The figure strolls out of the shadow, staring down at its loyal limb, which wags its upper arm curiously like some kind of augmented tail; but the vagrant cannot take his eyes off the new arrival. The figure is dressed in a simple, black two piece suit, wearing apparently a black button-down and black tie beneath, although he cannot make out any more detail. Something white decorates the figure’s appearance immediately beneath its chin, and for a moment he wonders blasphemously if it’s a priest’s cloth.
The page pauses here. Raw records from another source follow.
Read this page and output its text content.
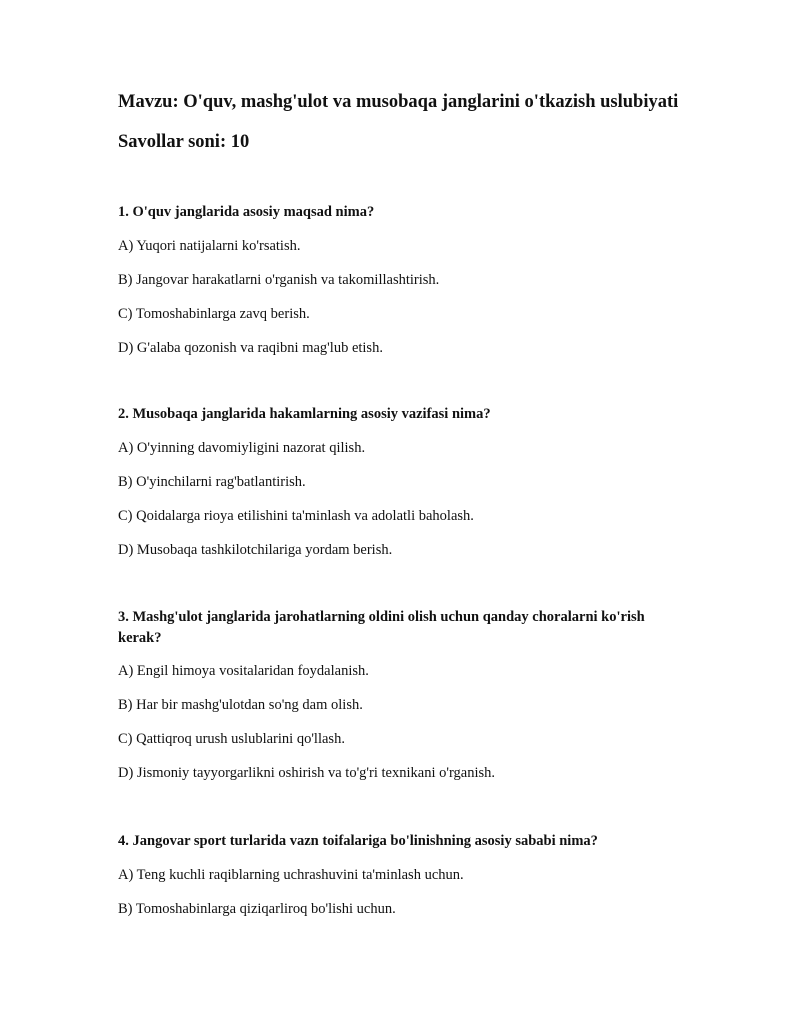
Mavzu: O'quv, mashg'ulot va musobaqa janglarini o'tkazish uslubiyati
Savollar soni: 10

1. O'quv janglarida asosiy maqsad nima?

A) Yuqori natijalarni ko'rsatish.

B) Jangovar harakatlarni o'rganish va takomillashtirish.

C) Tomoshabinlarga zavq berish.

D) G'alaba qozonish va raqibni mag'lub etish.

2. Musobaqa janglarida hakamlarning asosiy vazifasi nima?

A) O'yinning davomiyligini nazorat qilish.

B) O'yinchilarni rag'batlantirish.

C) Qoidalarga rioya etilishini ta'minlash va adolatli baholash.

D) Musobaqa tashkilotchilariga yordam berish.

3. Mashg'ulot janglarida jarohatlarning oldini olish uchun qanday choralarni ko'rish kerak?

A) Engil himoya vositalaridan foydalanish.

B) Har bir mashg'ulotdan so'ng dam olish.

C) Qattiqroq urush uslublarini qo'llash.

D) Jismoniy tayyorgarlikni oshirish va to'g'ri texnikani o'rganish.

4. Jangovar sport turlarida vazn toifalariga bo'linishning asosiy sababi nima?

A) Teng kuchli raqiblarning uchrashuvini ta'minlash uchun.

B) Tomoshabinlarga qiziqarliroq bo'lishi uchun.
But more unsettling than the figure’s dress is its physique; tall beyond common measure, at least seven feet, and unsustainably thin, slender, as though stridden from the margins of an antique book and about to pass back between the pages. Its legs and arms rose straight like toothpicks, fragile, but somehow the vagrant knows that no adversary could ever hope of gaining the proximity necessary to snap them. Its face bears no signifying attributes – no mouth, nose, eyes, ears, or hair to speak of. Instead, the entire globe of its head appears blurred, out of focus, not quite present. It does not speak. It does not make any sounds at all. It peers down at the dismembered limb, and the limb appeared to gaze back up at it.
Then the other arms materialize, hazily, like smoke or magician’s chemistry, unfolding from behind the figure and extending outward like a black lotus flower. They bend and straighten, as though damaged or somehow lame and in need of stretching, and soft creaking noises drift across the passing dawn as the first hints of morning gray fought with the night’s ever easy descent. The hands possess an inordinate number of fingers, but the vagrant can’t be sure if there are too few or too many. They constantly are bending and extending, like the arms themselves. An intricate display of recursive blossoming, almost beautiful in its instinctually predatory manner; and they too are slender, ever so slender, as though the morning mist condensed for one miraculous and sublime moment to forge these tender limbs, these exquisitely precious and alien limbs, of which there are only three.